Comme des bons bourgeois de la belle époque de La Vie parisienne, on est allé à pied au théâtre du Châtelet qui accueille la troupe du Français jusqu'au 11 juillet. On marchait vite parce que Dora est toujours un petit peu en retard. Histoire de traverser le temps, on est passé par le jardin du Palais-Royal, avec son théâtre éponyme où fut créé en 1866 cet opéra-bouffe composé par Jacques Offenbach. Rien de tel qu'un immigré venu gonfler les rangs du remplacement perpétuel pour témoigner de ce qu'est Paris… et profiter de l'absence de Victor Hugo, parti se réfugier à Bruxelles.
Pour raconter Paris, il faut un regard émerveillé, celui des étrangers : l'idée qu'ils se font du centre du monde nous éclaire, on se voit tels que nous ne sommes pas et qu'au demeurant nous nous reconnaissons en personnages. Des caricatures. C'est le rôle qu'occupe le baron de Gondremarck, héros de cette œuvre mise au point par Halévy et Meilhac, les colibrettistes.
Un personnage à double miroir
Dans sa version primitive, le baron de Gondremarck était danois. Je me suis demandé pourquoi. Qu'est-ce que le Danemark apportait à l'intrigue ? Réponse : rien. C'est probablement pour ça que les auteurs n'ont pas pleuré ni même protesté quand la censure s'en est mêlée : « Ah bon, ils ont dit, vous préférez qu'il soit suédois ? Pas de problème, Gondremarck sera suédois. » Curieusement, on ne leur a pas demandé de changer aussi le nom du baron : la référence scatologique aura échappé à ces messieurs.
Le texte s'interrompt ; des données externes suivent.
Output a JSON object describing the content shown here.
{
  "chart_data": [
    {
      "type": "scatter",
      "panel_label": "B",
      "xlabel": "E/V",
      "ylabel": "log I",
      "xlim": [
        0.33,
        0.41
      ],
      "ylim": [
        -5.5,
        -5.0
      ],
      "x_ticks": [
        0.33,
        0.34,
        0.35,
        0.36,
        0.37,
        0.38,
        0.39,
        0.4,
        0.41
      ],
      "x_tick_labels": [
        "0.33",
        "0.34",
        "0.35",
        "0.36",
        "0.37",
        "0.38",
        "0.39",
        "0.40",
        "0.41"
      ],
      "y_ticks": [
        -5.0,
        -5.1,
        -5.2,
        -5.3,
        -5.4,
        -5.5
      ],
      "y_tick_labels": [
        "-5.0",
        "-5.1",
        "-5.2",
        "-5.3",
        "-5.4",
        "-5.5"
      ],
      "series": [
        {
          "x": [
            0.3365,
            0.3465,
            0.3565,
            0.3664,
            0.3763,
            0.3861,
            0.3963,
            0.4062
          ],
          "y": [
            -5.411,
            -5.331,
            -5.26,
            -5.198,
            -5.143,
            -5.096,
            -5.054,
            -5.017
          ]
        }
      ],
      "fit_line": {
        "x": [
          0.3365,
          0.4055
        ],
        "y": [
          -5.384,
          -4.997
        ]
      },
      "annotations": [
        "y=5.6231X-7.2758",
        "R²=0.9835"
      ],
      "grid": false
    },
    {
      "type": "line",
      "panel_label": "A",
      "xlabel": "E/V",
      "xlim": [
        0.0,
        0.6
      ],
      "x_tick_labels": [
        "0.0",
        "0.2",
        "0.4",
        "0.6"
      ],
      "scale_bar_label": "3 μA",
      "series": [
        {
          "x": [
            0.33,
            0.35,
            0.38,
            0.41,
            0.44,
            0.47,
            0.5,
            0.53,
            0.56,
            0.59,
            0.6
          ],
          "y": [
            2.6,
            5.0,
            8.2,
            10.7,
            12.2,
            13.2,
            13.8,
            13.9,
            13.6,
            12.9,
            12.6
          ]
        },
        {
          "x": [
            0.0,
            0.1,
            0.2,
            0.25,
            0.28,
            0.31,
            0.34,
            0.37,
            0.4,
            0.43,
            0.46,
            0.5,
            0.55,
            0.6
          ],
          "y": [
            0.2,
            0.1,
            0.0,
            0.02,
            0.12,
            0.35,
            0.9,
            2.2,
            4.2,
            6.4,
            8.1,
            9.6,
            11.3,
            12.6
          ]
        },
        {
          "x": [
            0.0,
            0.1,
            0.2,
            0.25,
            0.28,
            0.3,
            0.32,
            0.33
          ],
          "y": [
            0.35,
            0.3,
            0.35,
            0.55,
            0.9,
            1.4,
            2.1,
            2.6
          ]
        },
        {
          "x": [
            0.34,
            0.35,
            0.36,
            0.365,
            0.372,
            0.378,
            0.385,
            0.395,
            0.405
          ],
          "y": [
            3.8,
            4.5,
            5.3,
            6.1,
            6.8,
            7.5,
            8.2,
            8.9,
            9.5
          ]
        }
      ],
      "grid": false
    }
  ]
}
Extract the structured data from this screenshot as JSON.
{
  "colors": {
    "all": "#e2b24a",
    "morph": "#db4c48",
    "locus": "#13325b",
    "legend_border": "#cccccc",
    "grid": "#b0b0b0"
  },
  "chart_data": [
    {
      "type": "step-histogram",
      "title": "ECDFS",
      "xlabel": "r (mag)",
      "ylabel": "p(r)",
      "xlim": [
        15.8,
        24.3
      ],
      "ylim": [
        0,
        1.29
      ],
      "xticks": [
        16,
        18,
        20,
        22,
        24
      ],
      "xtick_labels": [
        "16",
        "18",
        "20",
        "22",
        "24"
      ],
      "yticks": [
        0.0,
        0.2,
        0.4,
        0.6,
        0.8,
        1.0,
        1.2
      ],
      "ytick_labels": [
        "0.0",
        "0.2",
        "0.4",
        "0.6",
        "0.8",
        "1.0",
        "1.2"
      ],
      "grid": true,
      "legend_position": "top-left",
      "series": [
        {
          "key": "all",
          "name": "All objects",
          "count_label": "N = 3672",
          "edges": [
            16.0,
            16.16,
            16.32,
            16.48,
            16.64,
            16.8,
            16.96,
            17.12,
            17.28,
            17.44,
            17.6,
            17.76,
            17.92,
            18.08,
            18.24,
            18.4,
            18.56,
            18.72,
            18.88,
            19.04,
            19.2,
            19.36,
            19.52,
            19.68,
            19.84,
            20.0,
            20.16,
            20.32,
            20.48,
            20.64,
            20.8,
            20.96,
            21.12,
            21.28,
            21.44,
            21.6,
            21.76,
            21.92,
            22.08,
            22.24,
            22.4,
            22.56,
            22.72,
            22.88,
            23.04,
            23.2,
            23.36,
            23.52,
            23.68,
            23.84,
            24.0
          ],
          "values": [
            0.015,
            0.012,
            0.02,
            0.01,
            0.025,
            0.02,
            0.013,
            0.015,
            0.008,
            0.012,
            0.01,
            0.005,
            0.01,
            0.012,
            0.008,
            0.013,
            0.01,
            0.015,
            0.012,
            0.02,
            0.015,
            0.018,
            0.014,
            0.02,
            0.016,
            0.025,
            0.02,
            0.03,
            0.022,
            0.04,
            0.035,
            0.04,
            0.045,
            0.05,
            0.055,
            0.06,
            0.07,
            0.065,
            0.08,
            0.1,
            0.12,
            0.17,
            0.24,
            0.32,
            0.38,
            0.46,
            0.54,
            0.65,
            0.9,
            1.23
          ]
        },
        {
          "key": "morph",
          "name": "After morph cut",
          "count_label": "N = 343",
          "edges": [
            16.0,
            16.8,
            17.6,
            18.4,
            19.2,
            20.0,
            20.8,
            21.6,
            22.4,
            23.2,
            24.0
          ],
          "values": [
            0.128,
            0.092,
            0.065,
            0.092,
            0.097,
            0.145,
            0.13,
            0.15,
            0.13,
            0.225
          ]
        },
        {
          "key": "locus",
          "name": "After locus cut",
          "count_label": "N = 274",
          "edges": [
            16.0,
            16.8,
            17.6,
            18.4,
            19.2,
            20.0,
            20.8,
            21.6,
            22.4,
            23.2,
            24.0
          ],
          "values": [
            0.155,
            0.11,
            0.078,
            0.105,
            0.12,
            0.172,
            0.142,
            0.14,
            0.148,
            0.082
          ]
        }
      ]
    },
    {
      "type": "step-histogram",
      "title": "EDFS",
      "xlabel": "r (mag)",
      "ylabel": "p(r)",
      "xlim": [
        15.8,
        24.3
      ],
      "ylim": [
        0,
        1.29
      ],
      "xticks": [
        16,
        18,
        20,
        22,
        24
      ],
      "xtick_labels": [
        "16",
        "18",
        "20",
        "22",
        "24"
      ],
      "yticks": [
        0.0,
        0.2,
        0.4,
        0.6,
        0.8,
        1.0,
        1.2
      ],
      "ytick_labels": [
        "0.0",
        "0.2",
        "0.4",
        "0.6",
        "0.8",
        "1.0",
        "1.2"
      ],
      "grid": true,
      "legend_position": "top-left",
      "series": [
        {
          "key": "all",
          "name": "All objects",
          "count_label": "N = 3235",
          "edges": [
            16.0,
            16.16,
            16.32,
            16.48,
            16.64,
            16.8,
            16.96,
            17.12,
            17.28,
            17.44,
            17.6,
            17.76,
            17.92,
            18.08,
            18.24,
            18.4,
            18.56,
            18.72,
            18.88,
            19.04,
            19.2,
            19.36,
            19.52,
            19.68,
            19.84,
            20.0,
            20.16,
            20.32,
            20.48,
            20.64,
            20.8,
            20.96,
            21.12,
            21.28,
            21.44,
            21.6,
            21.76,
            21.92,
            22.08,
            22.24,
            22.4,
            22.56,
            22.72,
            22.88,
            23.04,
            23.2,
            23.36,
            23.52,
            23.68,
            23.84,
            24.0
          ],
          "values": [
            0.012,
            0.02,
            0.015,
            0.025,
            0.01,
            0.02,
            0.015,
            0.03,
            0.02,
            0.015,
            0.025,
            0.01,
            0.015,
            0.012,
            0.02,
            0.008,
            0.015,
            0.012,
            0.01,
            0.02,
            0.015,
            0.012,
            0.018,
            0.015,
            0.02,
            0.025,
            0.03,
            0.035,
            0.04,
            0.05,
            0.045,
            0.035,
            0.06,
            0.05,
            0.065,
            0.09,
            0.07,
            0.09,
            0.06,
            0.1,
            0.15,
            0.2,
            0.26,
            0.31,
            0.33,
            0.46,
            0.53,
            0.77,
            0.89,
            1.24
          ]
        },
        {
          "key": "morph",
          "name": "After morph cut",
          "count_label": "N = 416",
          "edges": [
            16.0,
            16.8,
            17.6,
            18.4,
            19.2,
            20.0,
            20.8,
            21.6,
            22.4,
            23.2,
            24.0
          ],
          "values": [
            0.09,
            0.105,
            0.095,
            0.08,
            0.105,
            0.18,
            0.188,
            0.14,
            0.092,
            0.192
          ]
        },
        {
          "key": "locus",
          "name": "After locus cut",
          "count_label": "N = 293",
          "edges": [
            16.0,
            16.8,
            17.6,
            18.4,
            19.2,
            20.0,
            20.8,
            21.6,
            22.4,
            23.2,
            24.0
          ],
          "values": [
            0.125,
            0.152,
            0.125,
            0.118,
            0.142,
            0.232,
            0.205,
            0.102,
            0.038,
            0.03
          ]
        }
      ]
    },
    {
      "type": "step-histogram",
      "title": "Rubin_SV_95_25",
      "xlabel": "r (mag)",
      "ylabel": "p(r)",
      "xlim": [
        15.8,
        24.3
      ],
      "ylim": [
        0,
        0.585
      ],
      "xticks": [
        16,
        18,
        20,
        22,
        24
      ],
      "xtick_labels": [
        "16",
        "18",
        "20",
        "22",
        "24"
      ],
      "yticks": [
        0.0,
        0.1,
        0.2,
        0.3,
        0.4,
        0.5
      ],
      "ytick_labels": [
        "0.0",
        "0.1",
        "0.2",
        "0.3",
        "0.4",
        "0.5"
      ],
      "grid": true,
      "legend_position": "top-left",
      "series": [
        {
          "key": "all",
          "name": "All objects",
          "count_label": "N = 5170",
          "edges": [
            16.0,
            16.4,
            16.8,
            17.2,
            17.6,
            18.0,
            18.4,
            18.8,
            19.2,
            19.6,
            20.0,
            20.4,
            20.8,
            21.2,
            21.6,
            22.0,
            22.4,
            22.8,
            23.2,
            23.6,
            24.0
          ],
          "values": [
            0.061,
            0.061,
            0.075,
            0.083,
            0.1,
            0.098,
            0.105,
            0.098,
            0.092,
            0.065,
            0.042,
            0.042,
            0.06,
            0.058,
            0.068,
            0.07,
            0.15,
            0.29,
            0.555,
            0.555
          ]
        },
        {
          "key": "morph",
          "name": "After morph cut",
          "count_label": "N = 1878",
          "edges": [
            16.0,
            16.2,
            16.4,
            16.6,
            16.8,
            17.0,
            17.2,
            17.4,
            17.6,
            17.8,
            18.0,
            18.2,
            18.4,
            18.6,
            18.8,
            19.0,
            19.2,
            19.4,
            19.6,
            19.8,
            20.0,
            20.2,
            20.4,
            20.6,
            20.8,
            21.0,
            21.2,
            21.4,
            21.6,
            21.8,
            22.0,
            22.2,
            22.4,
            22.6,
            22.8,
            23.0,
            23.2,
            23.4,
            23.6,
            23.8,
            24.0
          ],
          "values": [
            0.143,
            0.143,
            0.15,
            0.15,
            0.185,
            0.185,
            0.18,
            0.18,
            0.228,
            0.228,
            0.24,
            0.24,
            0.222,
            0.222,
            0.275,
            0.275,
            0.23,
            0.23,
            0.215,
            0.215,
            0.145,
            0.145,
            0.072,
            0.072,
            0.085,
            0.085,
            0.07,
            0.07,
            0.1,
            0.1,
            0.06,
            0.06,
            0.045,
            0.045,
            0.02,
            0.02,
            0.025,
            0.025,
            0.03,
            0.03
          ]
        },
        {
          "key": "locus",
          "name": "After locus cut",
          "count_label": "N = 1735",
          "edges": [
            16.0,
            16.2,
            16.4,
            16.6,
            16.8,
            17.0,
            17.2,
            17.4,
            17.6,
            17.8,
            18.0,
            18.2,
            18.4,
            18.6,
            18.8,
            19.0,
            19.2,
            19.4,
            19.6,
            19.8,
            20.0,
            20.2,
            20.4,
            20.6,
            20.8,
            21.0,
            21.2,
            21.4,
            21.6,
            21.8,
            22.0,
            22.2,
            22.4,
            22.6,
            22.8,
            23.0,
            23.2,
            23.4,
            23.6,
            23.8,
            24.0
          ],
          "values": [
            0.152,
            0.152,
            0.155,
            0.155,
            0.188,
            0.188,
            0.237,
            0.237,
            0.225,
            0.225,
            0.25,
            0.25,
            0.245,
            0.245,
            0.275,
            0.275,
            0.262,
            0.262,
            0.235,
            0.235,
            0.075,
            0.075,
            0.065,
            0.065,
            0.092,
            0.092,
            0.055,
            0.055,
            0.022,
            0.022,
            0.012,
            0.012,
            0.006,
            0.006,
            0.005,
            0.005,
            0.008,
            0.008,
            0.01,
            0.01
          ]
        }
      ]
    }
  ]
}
C'est qu'en réalité, pour les auteurs et compositeur de La Vie parisienne, le baron qui vient s'encanailler à Paris n'est pas plus scandinave qu'africain ou croate. C'est un bon provincial, bien de chez nous, une de ces caricatures de lourdauds qui font les Parisiens se sentir d'une intelligence supérieure. L'acteur Louis-Hyacinthe Duflost, dit Hyacinthe, créateur du rôle en 1866, devait une part de sa célébrité à son gros nez, il en surjouait, dit-on, à l'envi. Les portraits les plus réalistes ne le montrent pas affligé d'un nez tragique ; moins péninsule que pomme de terre. En supprimant un acte dans la version de 1873, nos auteurs ont remplacé Hyacinthe par son contraire, José Dupuis, mince, élégant, excellent chanteur, ténor léger, ce que n'était pas Hyacinthe. L'interchangeabilité du personnage corrobore mon intuition provinciale. L'identité de Gondremarck n'est pas génétique, mais culturelle. Et ce que notre touriste sexuel veut voir à Paris, entre les monuments, le Pied de Cochon et les petites femmes, ce sont les Parisiens. Mais il est trompé, ceux qu'ils découvrent sont des provinciaux, en goguette comme lui.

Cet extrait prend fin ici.